My vision stayed as it was, but there was a slight border around the screen now. I could feel my body. The pod, realising I was getting out, began the evac process. The receptors loosened, then pulled away from my arms, chest, and legs. They were small electrical pads that pulsed, keeping the muscles exercised. Who cares, right? I agree, until now, they’d been useless, just making getting in and out of my pod take longer. It wasn’t like I wanted to do anything in the real world, so who cared if I could sprint a mile or whatever my exercise regime was set to. But once I loaded into the game, the safety controls unlocked, and they would simulate pain. How awesome was that! When Daniel had punched me in the game just now, I’d felt nothing. If he did it ten minutes later, in the game, I’d feel it. Amazing!
Finally, the screen retracted, pulling itself back into the roof of the pod. I slid my legs to the side and felt the floor beneath me. As always, it was comfortably warm – living on the 162nd floor and collecting all the heat from the HOPE pods below meant that heating wasn’t an issue for me.
My home zone was five metres square, and had everything I needed to live. I’d been outside twice in the last eight years. Along one side was a kitchen, but I’d never used it. Why bother when I have government supps? That was what I came out for now in fact, to swap the canisters over so it wouldn’t interrupt me for another month.
The lights turned on slowly, exposing the white room. It was featureless, and clean. I loved dirt and grime in the game, but not in real life. I’d heard horror stories of mold colonising an entire room and suffocating a player because he didn’t keep his home zone clean.

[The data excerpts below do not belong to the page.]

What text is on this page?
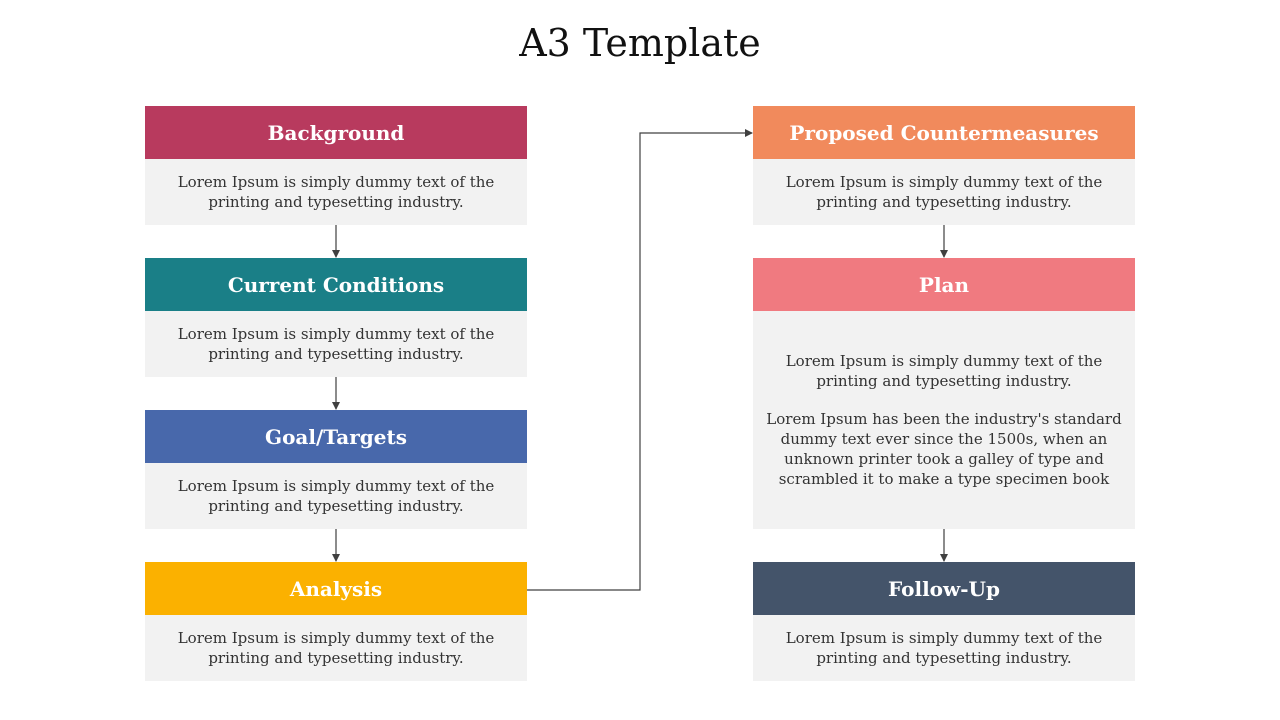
A3 Template
Background

Lorem Ipsum is simply dummy text of the printing and typesetting industry.

Current Conditions

Lorem Ipsum is simply dummy text of the printing and typesetting industry.

Goal/Targets

Lorem Ipsum is simply dummy text of the printing and typesetting industry.

Analysis

Lorem Ipsum is simply dummy text of the printing and typesetting industry.

Proposed Countermeasures

Lorem Ipsum is simply dummy text of the printing and typesetting industry.

Plan

Lorem Ipsum is simply dummy text of the printing and typesetting industry.

Lorem Ipsum has been the industry's standard dummy text ever since the 1500s, when an unknown printer took a galley of type and scrambled it to make a type specimen book

Follow-Up

Lorem Ipsum is simply dummy text of the printing and typesetting industry.
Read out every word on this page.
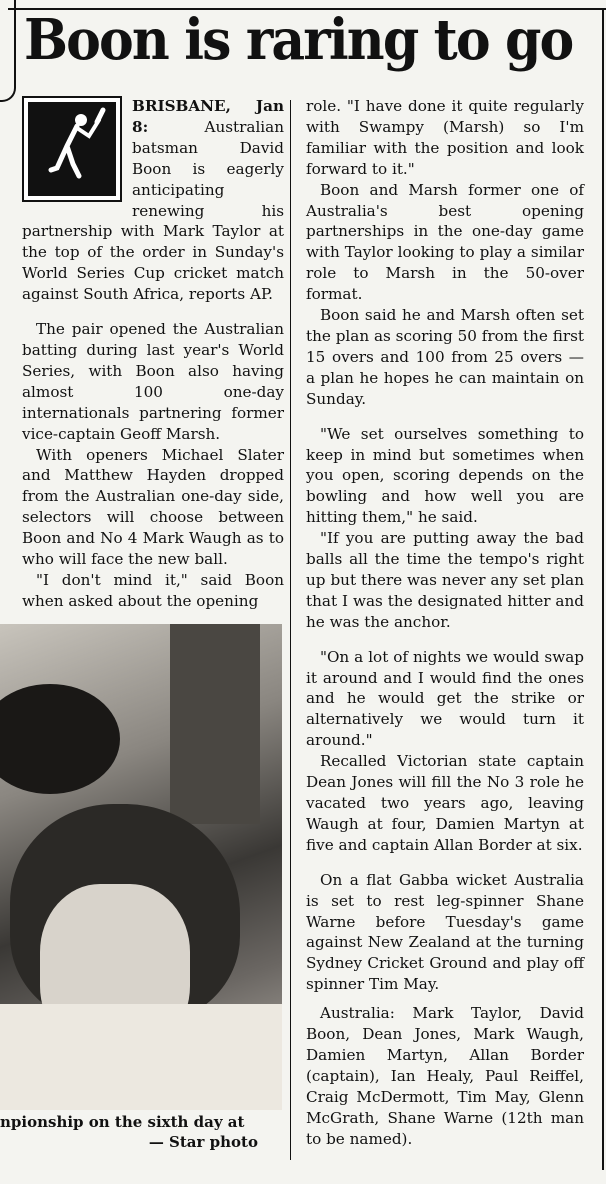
Boon is raring to go

BRISBANE, Jan 8:	Australian batsman David Boon is eagerly anticipating renewing his partnership with Mark Taylor at the top of the order in Sunday's World Series Cup cricket match against South Africa, reports AP.

The pair opened the Australian batting during last year's World Series, with Boon also having almost 100 one-day internationals partnering former vice-captain Geoff Marsh.

With openers Michael Slater and Matthew Hayden dropped from the Australian one-day side, selectors will choose between Boon and No 4 Mark Waugh as to who will face the new ball.

"I don't mind it," said Boon when asked about the opening

role. "I have done it quite regularly with Swampy (Marsh) so I'm familiar with the position and look forward to it."

Boon and Marsh former one of Australia's best opening partnerships in the one-day game with Taylor looking to play a similar role to Marsh in the 50-over format.

Boon said he and Marsh often set the plan as scoring 50 from the first 15 overs and 100 from 25 overs — a plan he hopes he can maintain on Sunday.

"We set ourselves something to keep in mind but sometimes when you open, scoring depends on the bowling and how well you are hitting them," he said.

"If you are putting away the bad balls all the time the tempo's right up but there was never any set plan that I was the designated hitter and he was the anchor.

"On a lot of nights we would swap it around and I would find the ones and he would get the strike or alternatively we would turn it around."

Recalled Victorian state captain Dean Jones will fill the No 3 role he vacated two years ago, leaving Waugh at four, Damien Martyn at five and captain Allan Border at six.

On a flat Gabba wicket Australia is set to rest leg-spinner Shane Warne before Tuesday's game against New Zealand at the turning Sydney Cricket Ground and play off spinner Tim May.

Australia: Mark Taylor, David Boon, Dean Jones, Mark Waugh, Damien Martyn, Allan Border (captain), Ian Healy, Paul Reiffel, Craig McDermott, Tim May, Glenn McGrath, Shane Warne (12th man to be named).

npionship on the sixth day at
— Star photo
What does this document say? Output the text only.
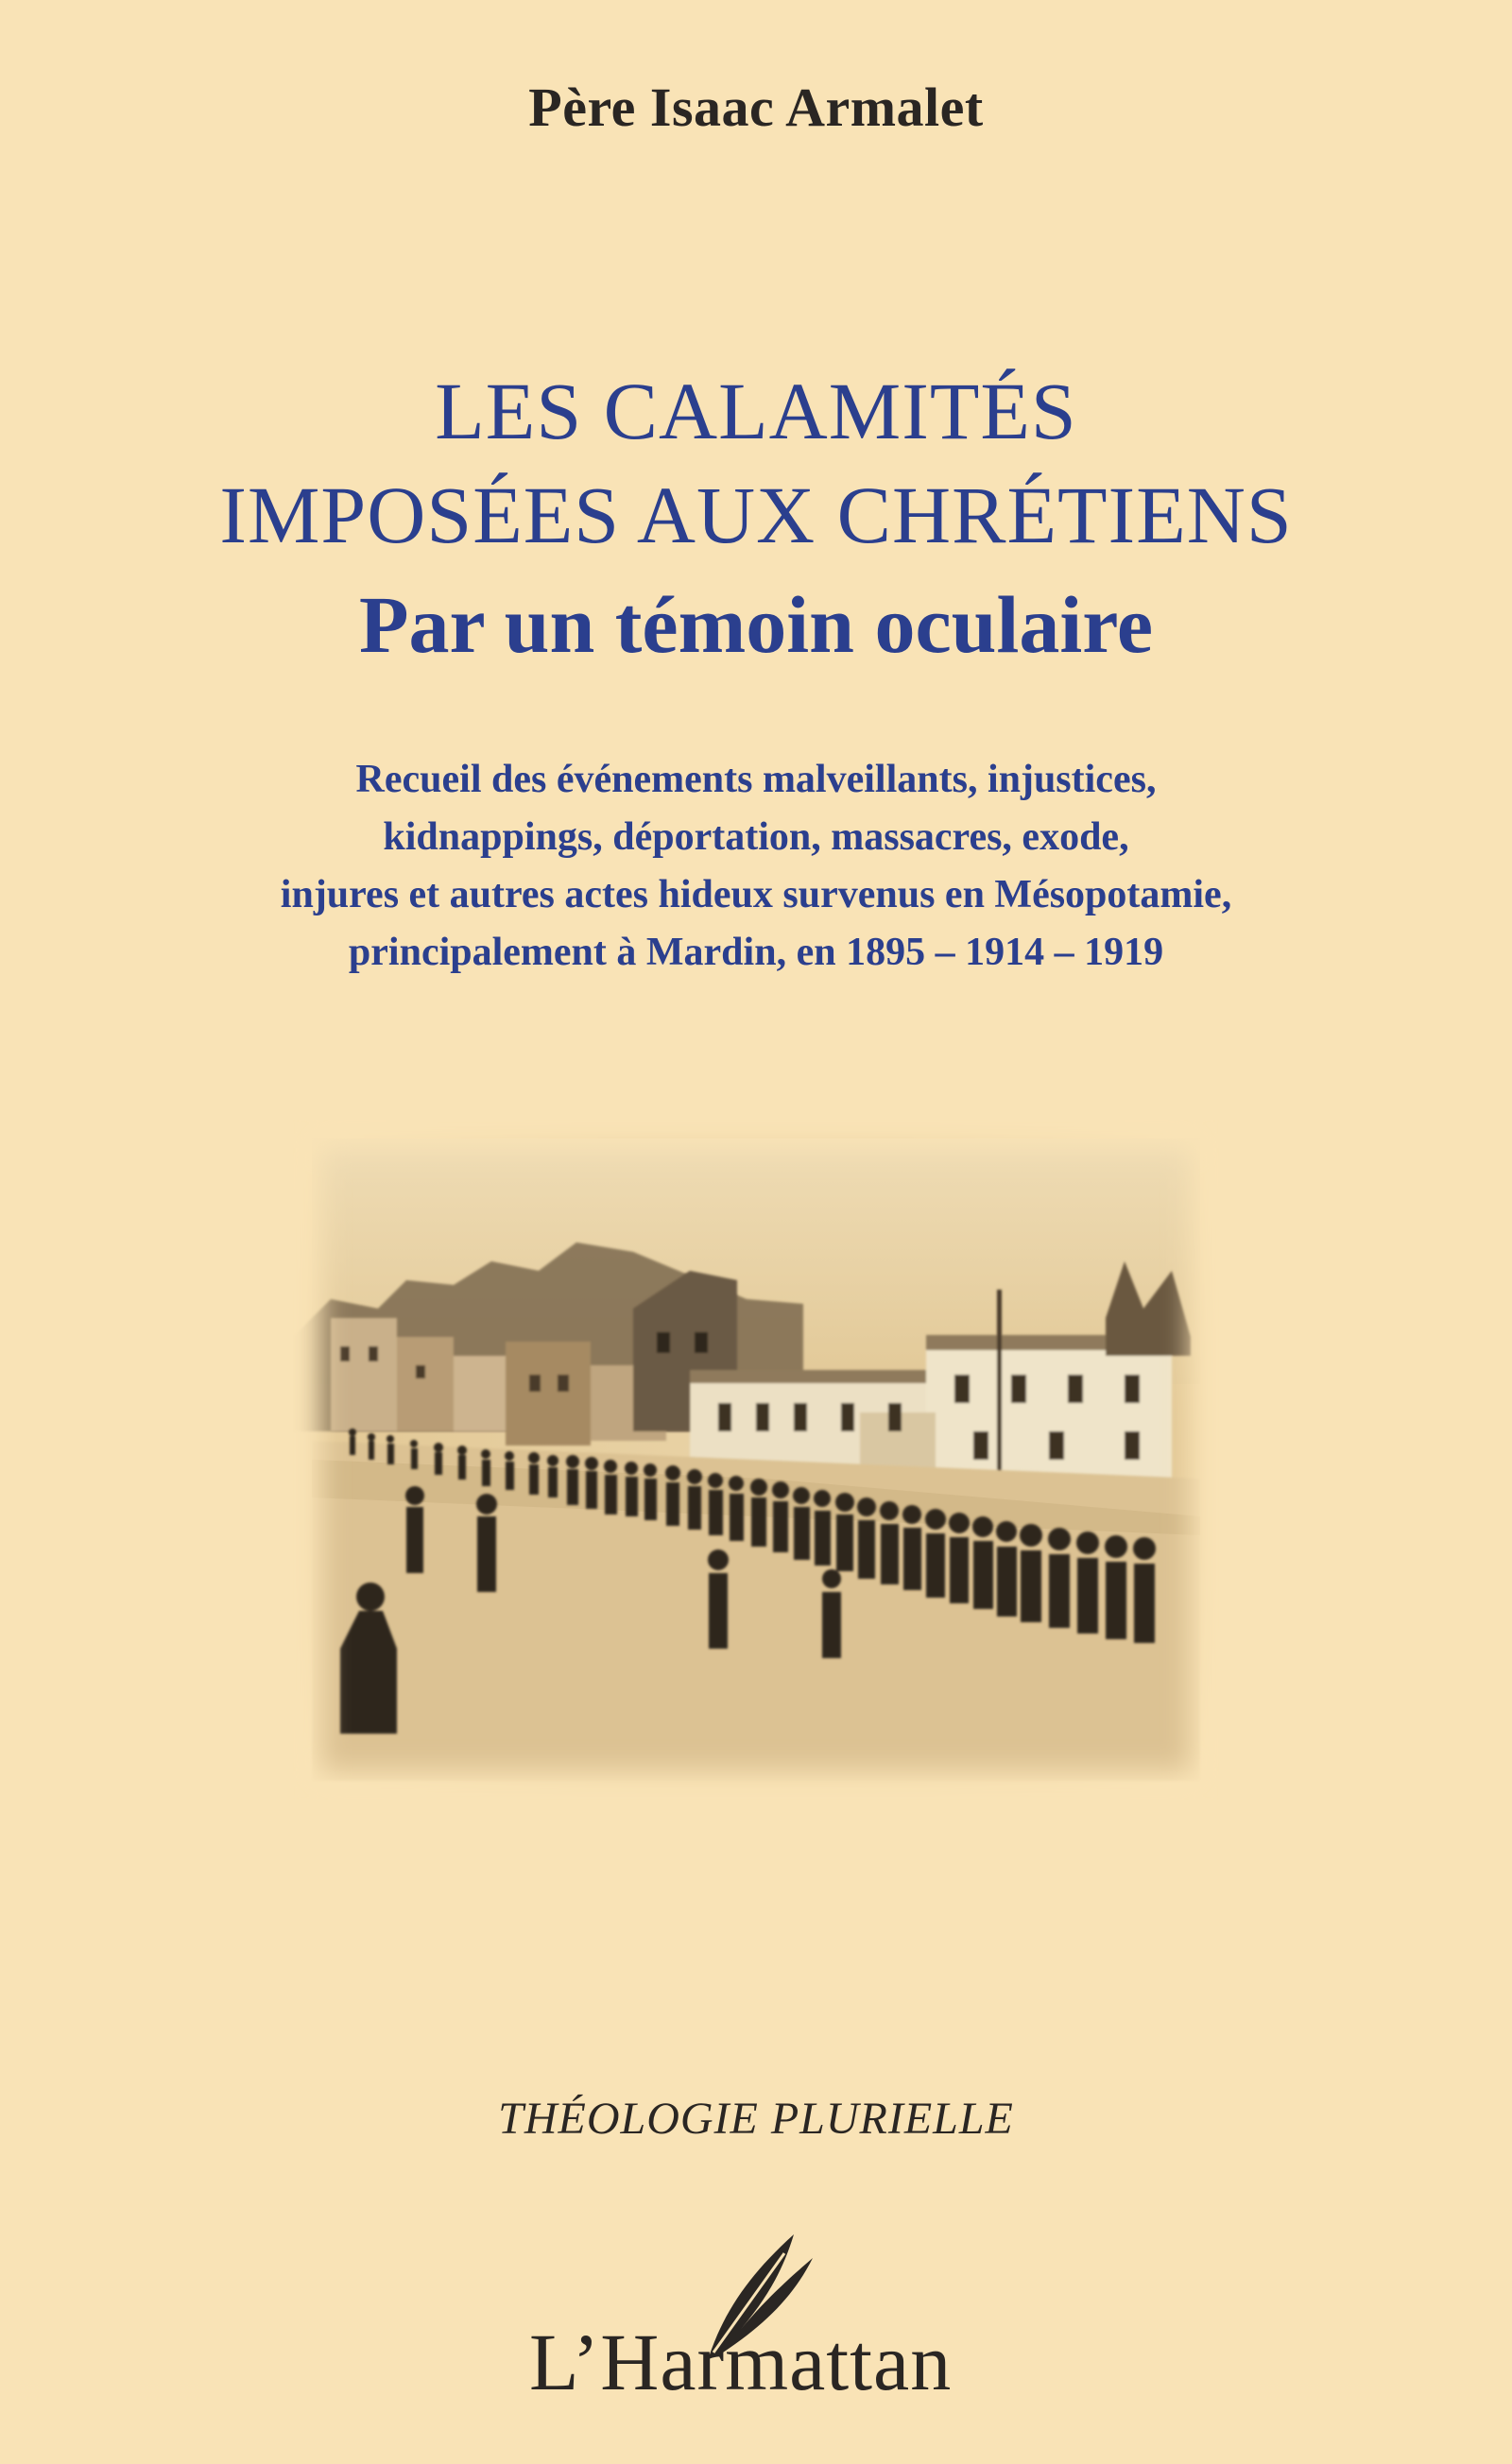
Père Isaac Armalet
LES CALAMITÉS
IMPOSÉES AUX CHRÉTIENS
Par un témoin oculaire
Recueil des événements malveillants, injustices,
kidnappings, déportation, massacres, exode,
injures et autres actes hideux survenus en Mésopotamie,
principalement à Mardin, en 1895 – 1914 – 1919
THÉOLOGIE PLURIELLE
L’Harmattan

My knees cracked as I moved. The receptor pads kept my muscles in shape, but there was no cure for a lifetime of unmoved joints. At the far wall, I pushed a button, opening a hatch. Supps were delivered straight to your home zone, so no need to leave. It was a large, black plastic tub with a feed port in the bottom. I’d made the mistake of opening one up once and looking inside. Supps were everything you needed to live, but it turned out that living wasn’t pretty. I hadn’t looked again.
I swapped the canisters, putting the used one back in the delivery hatch, and set myself back in my pod. It was only then I realised I’d forgotten to take my receptor gloves off. Oh well, just made it quicker to get back in.
The pads reapplied themselves to my body, and the screen lowered itself into position. There was a small electrical shock as the sides of the screen connected with the ports at my temples.
I exited the menu and zoomed back into my own eyes.